I've been working with Java applications that require a database, and I've struggled to find an effective way to populate the database for integration tests. Here are some of my main issues: 1. Using Java code to insert data can be hard to maintain and often ends up being pretty verbose. Plus, when it comes to the database's initial state for tests, it might not be clear what's actually in there. 2. SQL scripts can be difficult to read and when the model changes, updating these files can be tedious. 3. Relying solely on the app's API to fill the database can slow down tests significantly, especially when specific setups are needed right from the start. 4. I explored DBUnit but it doesn't quite address my concerns. I've developed a tool that addresses some pain points, but I'm still interested to hear how others manage their integration test setups. Here's a link to my project: [https://gitlab.com/carool1/matchadb](https://gitlab.com/carool1/matchadb). It currently works with Hibernate, but I'm considering creating a version that works with just JPA. What approach do you guys use for integrating test data? Am I missing something?
5 Answers
I think the best way is to use the same type of database as in production, like MySQL or Postgres, rather than an in-memory option. When a test starts, the database should be completely empty except for the expected structure. You can populate it using Java code (like Hibernate), and ensure there’s no implicit state left after the test by truncating all the tables afterwards.

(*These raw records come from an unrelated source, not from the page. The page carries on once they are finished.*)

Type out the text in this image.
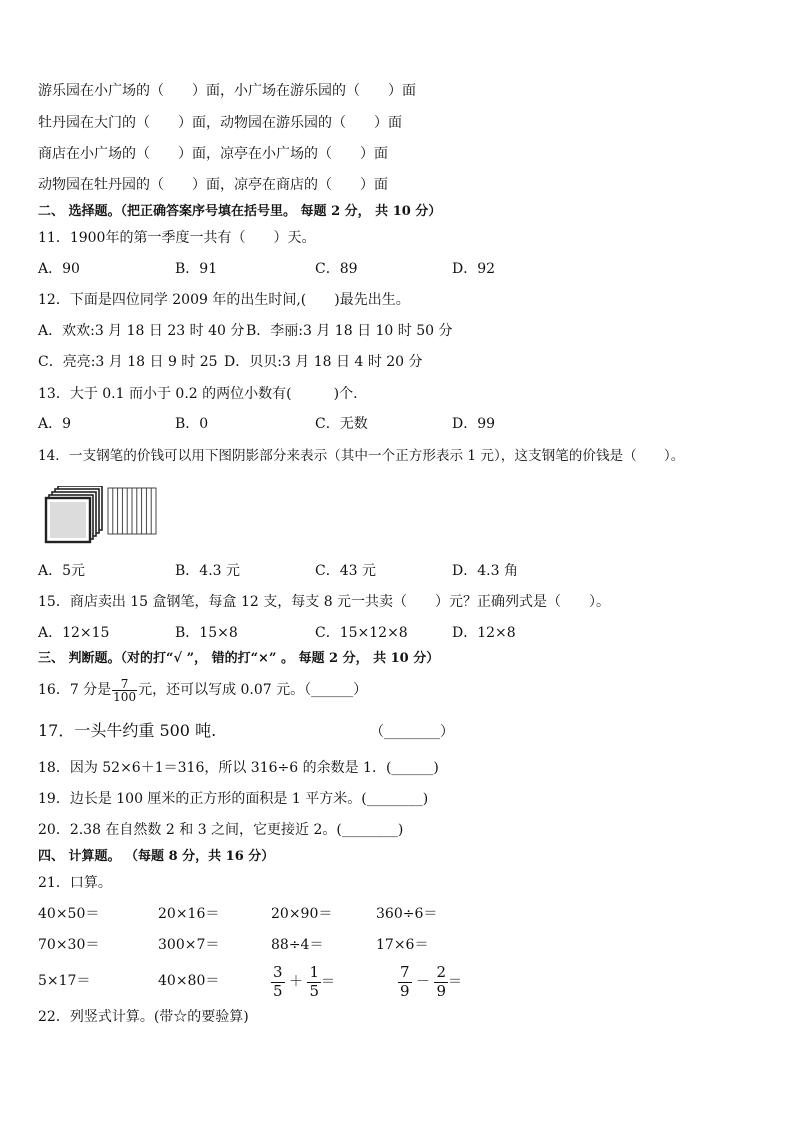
游乐园在小广场的（　　）面，小广场在游乐园的（　　）面
牡丹园在大门的（　　）面，动物园在游乐园的（　　）面
商店在小广场的（　　）面，凉亭在小广场的（　　）面
动物园在牡丹园的（　　）面，凉亭在商店的（　　）面
二、 选择题。（把正确答案序号填在括号里。 每题 2 分， 共 10 分）
11．1900年的第一季度一共有（　　）天。
A．90	B．91	C．89	D．92
12．下面是四位同学 2009 年的出生时间,(　　)最先出生。
A．欢欢:3 月 18 日 23 时 40 分 B．李丽:3 月 18 日 10 时 50 分
C．亮亮:3 月 18 日 9 时 25 D．贝贝:3 月 18 日 4 时 20 分
13．大于 0.1 而小于 0.2 的两位小数有(　　　)个.
A．9	B．0	C．无数	D．99
14．一支钢笔的价钱可以用下图阴影部分来表示（其中一个正方形表示 1 元），这支钢笔的价钱是（　　）。
A．5元	B．4.3 元	C．43 元	D．4.3 角
15．商店卖出 15 盒钢笔，每盒 12 支，每支 8 元一共卖（　　）元？正确列式是（　　）。
A．12×15	B．15×8	C．15×12×8	D．12×8
三、 判断题。（对的打“√ ”， 错的打“×” 。 每题 2 分， 共 10 分）
16．7 分是 $\frac{7}{100}$ 元，还可以写成 0.07 元。（______）
17．一头牛约重 500 吨.	（________）
18．因为 52×6＋1＝316，所以 316÷6 的余数是 1．(______)
19．边长是 100 厘米的正方形的面积是 1 平方米。(________)
20．2.38 在自然数 2 和 3 之间，它更接近 2。(________)
四、 计算题。 （每题 8 分，共 16 分）
21．口算。
40×50＝	20×16＝	20×90＝	360÷6＝
70×30＝	300×7＝	88÷4＝	17×6＝
5×17＝	40×80＝	$\frac{3}{5} + \frac{1}{5}$ ＝	$\frac{7}{9} - \frac{2}{9}$ ＝
22．列竖式计算。(带☆的要验算)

Why should your integration tests assume any data exists by default? Just create what you need right in your tests. It cuts down on setup time and ensures you’re testing your code directly. If a product or user needs to be present, create them within the test! This way, you're testing the very functionality you need.
Yeah, that's the drawback of this method. You can end up with slower tests if each test needs to create everything from scratch.

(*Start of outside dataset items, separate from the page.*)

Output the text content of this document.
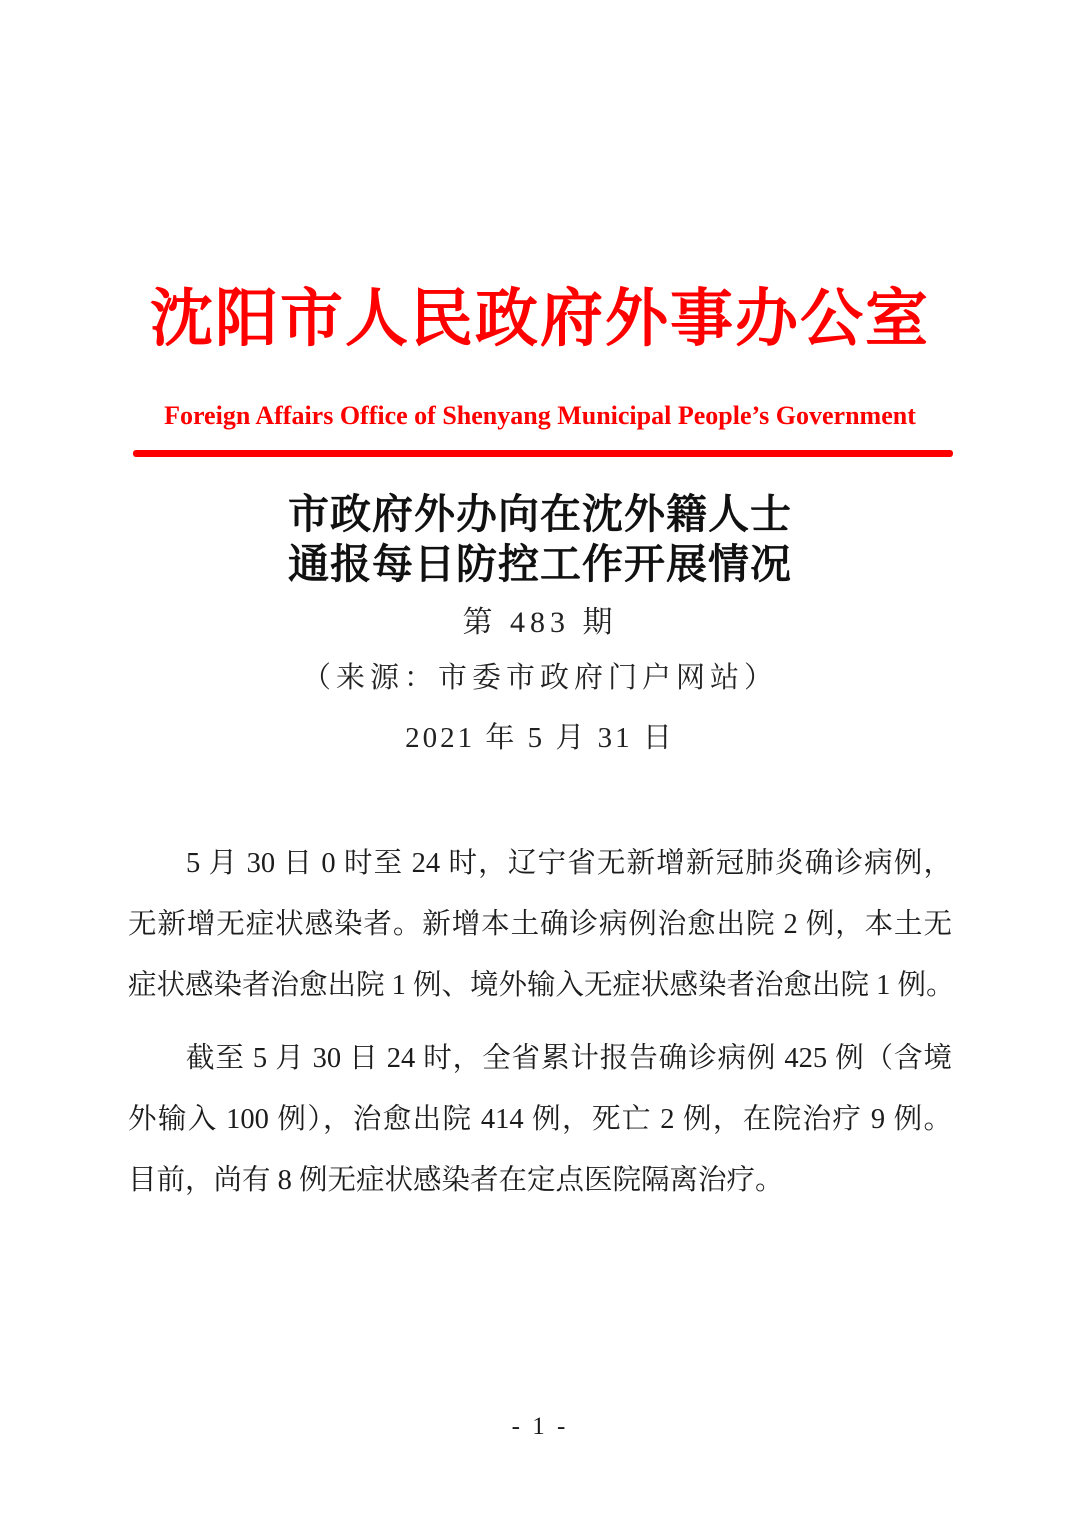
沈阳市人民政府外事办公室
Foreign Affairs Office of Shenyang Municipal People’s Government
市政府外办向在沈外籍人士
通报每日防控工作开展情况
第 483 期
（来源：市委市政府门户网站）
2021 年 5 月 31 日
5 月 30 日 0 时至 24 时，辽宁省无新增新冠肺炎确诊病例，
无新增无症状感染者。新增本土确诊病例治愈出院 2 例，本土无
症状感染者治愈出院 1 例、境外输入无症状感染者治愈出院 1 例。
截至 5 月 30 日 24 时，全省累计报告确诊病例 425 例（含境
外输入 100 例），治愈出院 414 例，死亡 2 例，在院治疗 9 例。
目前，尚有 8 例无症状感染者在定点医院隔离治疗。
- 1 -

I've tried numerous approaches, and none seem to be perfect. We use flying scripts for migrations, and my tests are a mix of unit mocks and integration with test containers. Honestly, it’s a bit of a mess, and I feel like consolidating into one strategy would be better.

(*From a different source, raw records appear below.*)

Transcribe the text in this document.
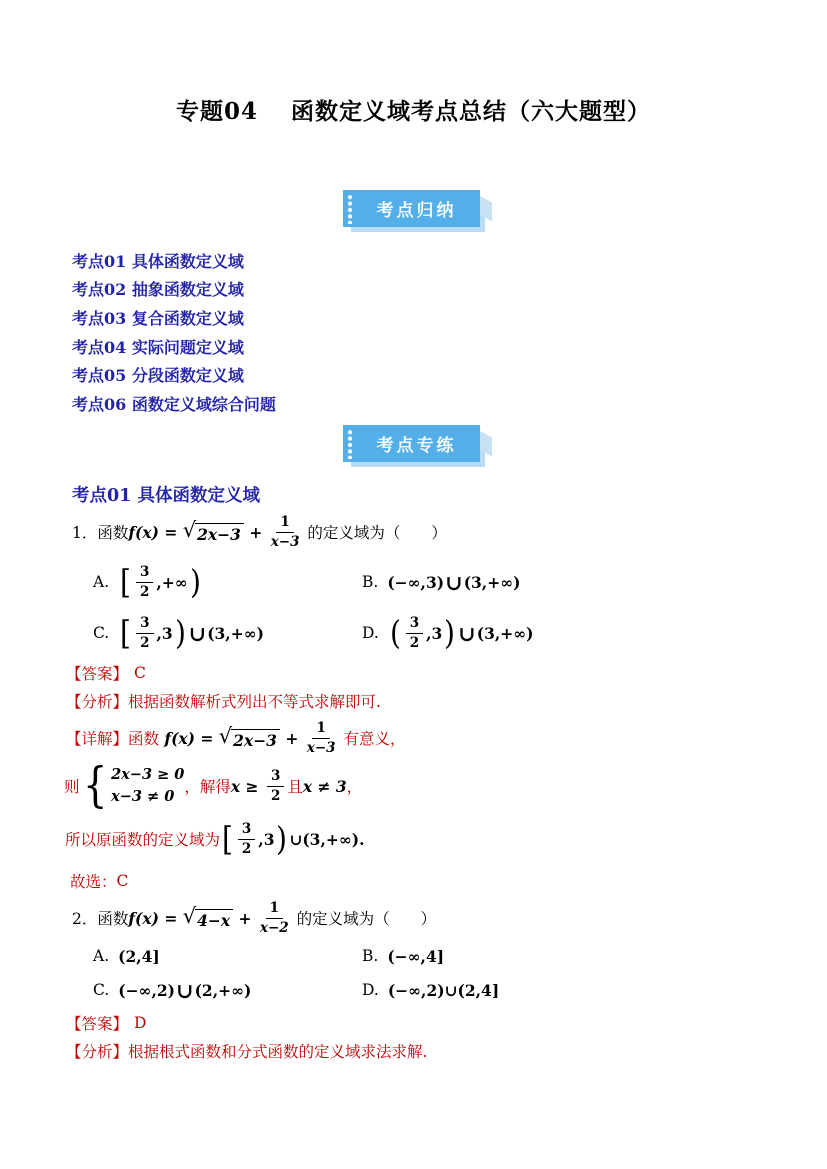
专题04　 函数定义域考点总结（六大题型）
考点归纳
考点01 具体函数定义域
考点02 抽象函数定义域
考点03 复合函数定义域
考点04 实际问题定义域
考点05 分段函数定义域
考点06 函数定义域综合问题
考点专练
考点01 具体函数定义域
1．函数 f(x) = √ $2x-3 + \frac{1}{x-3}$ 的定义域为（　　）
A. [ $\frac{3}{2}$ ,+∞ )	B. (−∞,3) ∪ (3,+∞)
C. [ $\frac{3}{2} ,3$ ) ∪ (3,+∞)	D. ( $\frac{3}{2} ,3$ ) ∪ (3,+∞)
【答案】 C
【分析】 根据函数解析式列出不等式求解即可.
【详解】函数 f(x) = √ $2x-3 + \frac{1}{x-3}$ 有意义，
则 { 2x−3 ≥ 0
x−3 ≠ 0
， 解得 $x \ge \frac{3}{2}$ 且 x ≠ 3 ，
所以原函数的定义域为 [ $\frac{3}{2} ,3$ ) ∪(3,+∞).
故选： C
2．函数 f(x) = √ $4-x + \frac{1}{x-2}$ 的定义域为（　　）
A. (2,4]	B. (−∞,4]
C. (−∞,2) ∪ (2,+∞)	D. (−∞,2)∪(2,4]
【答案】 D
【分析】 根据根式函数和分式函数的定义域求法求解.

I use migration scripts to ensure the database structure is consistent across environments. For integration tests, I either have bootstrap scripts or use a custom framework that can insert records as needed. For larger datasets, sometimes I go through a UI tool to bulk load data.
Using the same database as production is the way to go for me. I also think integrating some test containers for your tests can be powerful. If you do need a large dataset, loading it from a `.sql` file at the start can save time!

I get what you're saying, but I found that having to call the API to create users every time can really slow things down. I prefer having some basic data already in the test database.